Technology needs will vary by department, but some business units, like HR, finance and marketing, have a greater responsibility to consider privacy and cybersecurity than others. For example, CompTIA’s survey found that 41 percent of respondents are concerned with finding ways to balance “targeting customers and maintaining sensitivity to privacy considerations.”

And in a department like marketing, where four in 10 businesses said they were trying to perfect marketing and branding efforts across multiple platforms, technology is an everyday concern. Hiring a marketing-based tech employee can help marketing departments stay agile.

Of those surveyed, 50 percent said that using marketing-based tech staff over internal IT staff allowed for “easier and more efficient collaboration,” 46 percent said it allowed for “faster response time for support and project completion” and 31 percent said it helped fill specific skills gaps lacking in IT.

Interdepartmental communication

As more businesses create hybrid roles to address specific departmental needs, there needs to be open communication with IT from the start. LOB leaders should loop the CIO and any relevant employees into the hiring process as early as possible. SenecaGlobal’s Watson suggests including IT staff in the interview process to help break the ice and make future communication easier.

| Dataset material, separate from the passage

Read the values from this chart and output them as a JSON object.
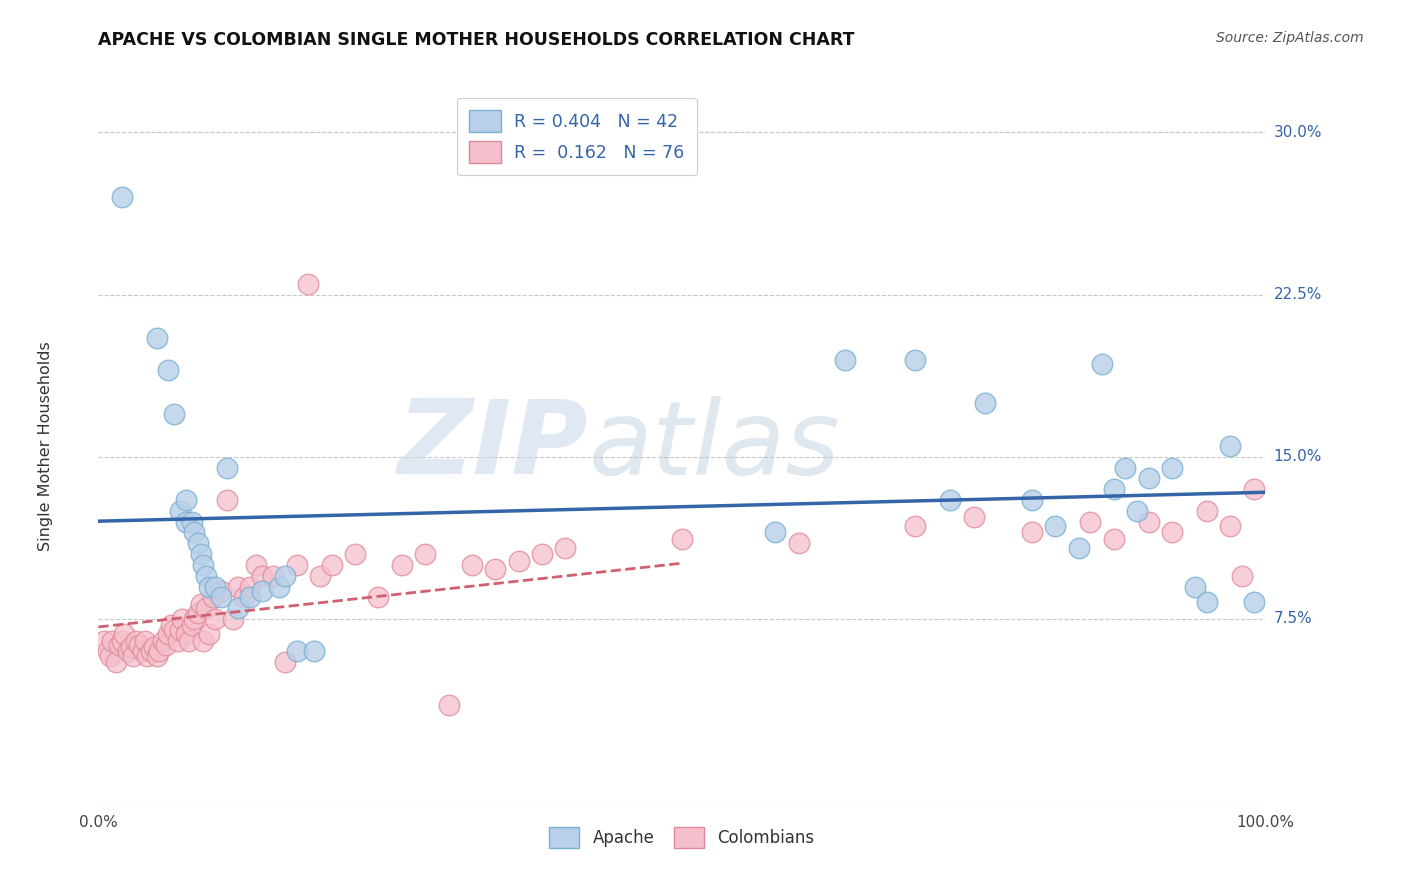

“It certainly varies by company situation; however, well-performing leadership teams tend to loop in the CIO prior to hiring technology or ‘IT-like’ positions on their marketing and finance teams. This is important as these IT-like resources will undoubtedly require support from the CIO’s team at some point in effecting their roles for the functional team leader,” he says.

Growing need for decentralization

It’s up to CIOs and other business leaders to give departments more autonomy around technology, while ensuring communication with IT remains open, according to Watson. Hybrid roles aren’t a replacement for IT — they’re a way to fill departmental skills gaps, while alleviating some of the burden from IT.

“Assume too much control of IT and you risk being criticized for slow delivery, lack of responsiveness and failure to meet the organization’s needs. Concede too much control to your peers and you risk exposing the organization to misaligned or even incorrect information, dis-integrated solutions and even data breaches,” says Watson.